Claro que, tudo poderá ser diferente, se essa afirmação se dirige a uma criança. Por isso é que Taipa de Carvalho conclui que o critério para aferir “o juízo sobre a dependência ou não do mal” (…) é o do homem comum, tendo em conta as características individuais do ameaçado”[10].
Dir-se-á que a ameaça terá de ser idónea a perturbar um homem sensato na sua liberdade de decisão[11].
Portanto, a ameaça há-de ser adequada a provocar medo ou inquietação ou a prejudicar a liberdade de determinação do sujeito passivo.
A ratio da agravação consiste, como diz Taipa de Carvalho[12], “na razoável consideração legislativa de que há, no geral dos casos, uma proporção directa entre a gravidade do crime objecto de ameaça e a perturbação da paz individual e da liberdade de determinação: quanto mais grave aquele for maior será esta perturbação.”
Por isso, conclui que essa agravação (nomeadamente a prevista no artigo 155º, nº 1, alínea a), do CP) se traduz em crime de ameaça qualificado pela gravidade do crime ameaçado.
As circunstâncias agravantes que, no caso do nº 1 do citado artigo 155º do CP, revelam “um maior desvalor da acção”[13], reportando-se quer ao crime de ameaça, quer ao crime de coacção, traduzem um acréscimo da ilicitude em relação ao tipo base ou fundamental.
Voltando ao caso em análise nestes autos, resulta dos factos dados como provados que, a expressão (“qualquer dia dou-te um tiro”) que o arguido dirigiu ao ofendido, seu sobrinho, foi proferida em contexto sério, como decorre dos factos dados como provados, sendo certo que chegou até a imobilizar o veículo que conduzia junto daquele e, abrindo o vidro da porta, apontou-lhe (ao mesmo tempo que lhe dirigiu aquela expressão) um objecto de cor preta (que o ofendido julgou tratar-se de uma pistola).
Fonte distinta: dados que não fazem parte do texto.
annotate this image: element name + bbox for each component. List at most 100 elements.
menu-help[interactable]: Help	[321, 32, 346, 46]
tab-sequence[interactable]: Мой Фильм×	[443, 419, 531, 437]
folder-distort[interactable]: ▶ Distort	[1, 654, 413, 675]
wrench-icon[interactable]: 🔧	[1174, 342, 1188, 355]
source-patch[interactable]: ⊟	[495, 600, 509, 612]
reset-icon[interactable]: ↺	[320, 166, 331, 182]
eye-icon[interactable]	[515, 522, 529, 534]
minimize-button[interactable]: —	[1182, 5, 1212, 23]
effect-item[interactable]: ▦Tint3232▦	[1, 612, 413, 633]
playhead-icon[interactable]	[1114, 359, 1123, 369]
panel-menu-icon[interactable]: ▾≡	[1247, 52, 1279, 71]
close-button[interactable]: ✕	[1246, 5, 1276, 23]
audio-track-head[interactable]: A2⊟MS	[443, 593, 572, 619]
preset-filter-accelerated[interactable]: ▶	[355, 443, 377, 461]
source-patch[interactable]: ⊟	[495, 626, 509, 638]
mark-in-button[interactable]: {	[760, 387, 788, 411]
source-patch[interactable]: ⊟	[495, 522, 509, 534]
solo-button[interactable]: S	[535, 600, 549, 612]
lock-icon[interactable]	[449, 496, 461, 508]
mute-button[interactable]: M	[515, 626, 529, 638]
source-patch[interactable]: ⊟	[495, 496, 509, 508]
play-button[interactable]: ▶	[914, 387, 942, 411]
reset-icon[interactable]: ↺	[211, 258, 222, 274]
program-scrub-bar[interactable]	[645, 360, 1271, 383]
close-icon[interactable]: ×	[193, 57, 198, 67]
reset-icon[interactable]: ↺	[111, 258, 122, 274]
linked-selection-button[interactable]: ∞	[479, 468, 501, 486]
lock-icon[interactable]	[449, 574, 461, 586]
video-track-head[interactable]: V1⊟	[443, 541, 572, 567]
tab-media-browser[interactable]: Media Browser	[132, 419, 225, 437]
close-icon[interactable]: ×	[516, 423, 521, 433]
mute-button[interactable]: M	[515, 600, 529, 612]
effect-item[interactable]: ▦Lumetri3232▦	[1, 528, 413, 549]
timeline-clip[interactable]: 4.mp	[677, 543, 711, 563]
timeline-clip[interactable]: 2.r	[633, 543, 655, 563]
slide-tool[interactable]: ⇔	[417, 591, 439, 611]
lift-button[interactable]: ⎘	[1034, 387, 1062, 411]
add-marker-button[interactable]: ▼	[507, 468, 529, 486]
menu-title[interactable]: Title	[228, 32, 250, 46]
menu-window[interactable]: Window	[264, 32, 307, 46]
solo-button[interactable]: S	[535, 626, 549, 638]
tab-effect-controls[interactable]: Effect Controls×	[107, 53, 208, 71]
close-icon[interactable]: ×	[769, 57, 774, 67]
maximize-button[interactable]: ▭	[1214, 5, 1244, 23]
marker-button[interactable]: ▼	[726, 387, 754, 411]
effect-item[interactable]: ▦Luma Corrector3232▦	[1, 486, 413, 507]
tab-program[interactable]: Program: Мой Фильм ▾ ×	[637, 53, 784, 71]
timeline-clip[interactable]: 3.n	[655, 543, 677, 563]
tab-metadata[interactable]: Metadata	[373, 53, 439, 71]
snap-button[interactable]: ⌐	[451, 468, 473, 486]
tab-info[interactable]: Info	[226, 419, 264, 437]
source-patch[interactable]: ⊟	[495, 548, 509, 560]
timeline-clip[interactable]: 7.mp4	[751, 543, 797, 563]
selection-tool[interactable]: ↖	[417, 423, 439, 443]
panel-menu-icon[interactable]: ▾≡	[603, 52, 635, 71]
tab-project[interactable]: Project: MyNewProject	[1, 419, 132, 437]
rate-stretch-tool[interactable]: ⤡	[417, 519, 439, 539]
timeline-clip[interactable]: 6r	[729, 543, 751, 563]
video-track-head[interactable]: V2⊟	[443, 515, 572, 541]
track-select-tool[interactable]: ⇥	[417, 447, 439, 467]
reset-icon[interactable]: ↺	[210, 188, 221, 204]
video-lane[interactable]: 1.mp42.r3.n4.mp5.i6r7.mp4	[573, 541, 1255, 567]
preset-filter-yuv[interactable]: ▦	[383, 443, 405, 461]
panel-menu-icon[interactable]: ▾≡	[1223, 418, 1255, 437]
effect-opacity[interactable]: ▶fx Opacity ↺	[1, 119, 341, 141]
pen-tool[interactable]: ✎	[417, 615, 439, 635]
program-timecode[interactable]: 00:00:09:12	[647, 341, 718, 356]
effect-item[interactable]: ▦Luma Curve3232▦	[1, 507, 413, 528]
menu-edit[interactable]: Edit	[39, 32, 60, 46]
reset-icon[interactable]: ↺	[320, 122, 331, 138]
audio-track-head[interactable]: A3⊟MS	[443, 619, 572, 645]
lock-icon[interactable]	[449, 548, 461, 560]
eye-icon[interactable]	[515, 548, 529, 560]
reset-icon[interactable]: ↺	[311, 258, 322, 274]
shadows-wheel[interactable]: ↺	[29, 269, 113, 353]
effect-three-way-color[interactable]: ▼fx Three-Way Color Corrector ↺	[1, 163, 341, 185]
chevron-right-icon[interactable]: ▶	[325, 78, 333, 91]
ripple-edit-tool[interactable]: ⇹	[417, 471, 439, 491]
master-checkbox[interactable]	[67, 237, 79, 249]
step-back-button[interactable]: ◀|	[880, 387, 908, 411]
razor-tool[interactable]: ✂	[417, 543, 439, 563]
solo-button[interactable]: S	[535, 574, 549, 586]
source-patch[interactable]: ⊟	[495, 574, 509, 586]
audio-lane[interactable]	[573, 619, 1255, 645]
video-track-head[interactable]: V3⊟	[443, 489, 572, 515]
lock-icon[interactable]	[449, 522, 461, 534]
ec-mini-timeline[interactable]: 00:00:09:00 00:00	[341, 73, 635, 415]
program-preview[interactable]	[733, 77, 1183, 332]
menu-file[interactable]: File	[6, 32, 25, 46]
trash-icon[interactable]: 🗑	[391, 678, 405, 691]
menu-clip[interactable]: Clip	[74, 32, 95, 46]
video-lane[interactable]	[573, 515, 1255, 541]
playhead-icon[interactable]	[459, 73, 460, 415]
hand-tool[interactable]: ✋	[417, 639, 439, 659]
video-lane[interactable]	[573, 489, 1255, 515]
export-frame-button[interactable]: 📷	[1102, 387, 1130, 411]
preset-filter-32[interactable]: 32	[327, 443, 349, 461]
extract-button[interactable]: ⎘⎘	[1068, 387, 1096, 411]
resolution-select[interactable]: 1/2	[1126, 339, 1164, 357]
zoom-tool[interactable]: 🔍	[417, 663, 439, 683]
Até se poderá dizer que é indiferente, para a qualificação jurídico-penal da conduta do arguido, que existissem desavenças entre este e o E…, tio do assistente, com quem este passou a viver desde a morte do pai e prisão da mãe.
O que interessa é que o arguido fez aquele anúncio ao ofendido, de lhe fazer mal no futuro e, para credibilizar o que lhe disse até lhe apontou um objecto de cor preta (que o assistente, julgou ser uma pistola).
Sendo o arguido tio do assistente não lhe era difícil antecipar ou prever que (perante a vivência do assistente, cuja mãe matou o marido que era pai do assistente e de um irmão gémeo, o que naturalmente marca e perturba durante toda a vida qualquer filho) apontando-lhe o referido objecto de cor preta, aquele se convencesse de que se tratava de uma pistola e, portanto, que aquela ameaça era séria e se iria concretizar no futuro, ficando receoso e afectado na sua liberdade de determinação, como sucedeu.
Naquele contexto, a “mensagem” de quem diz a outrem, ainda por cima seu sobrinho, “qualquer dia dou-te um tiro”, significa (como é do conhecimento comum) que a vai no mínimo ferir (já que a dita agressão futura é com um tiro que, todavia, pode não ser fatal, nem o atingir gravemente).
O que é determinante para o crime de ameaça é aquele anúncio de um mal (no caso de crime de ofensa à integridade física) e não o concreto objecto que o arguido empunhava e apontou simultaneamente ao seu sobrinho.
Como o arguido não disse, por exemplo, “qualquer dia dou-te um tiro que te mato”, não se pode deduzir da expressão que utilizou (qualquer dia dou-te um tiro) que quisesse significar que o pretendia matar, ainda que o assistente acredite que corre risco de vida e evite sair de casa sozinho (factos estes provados relativos ao pedido cível formulado nos autos).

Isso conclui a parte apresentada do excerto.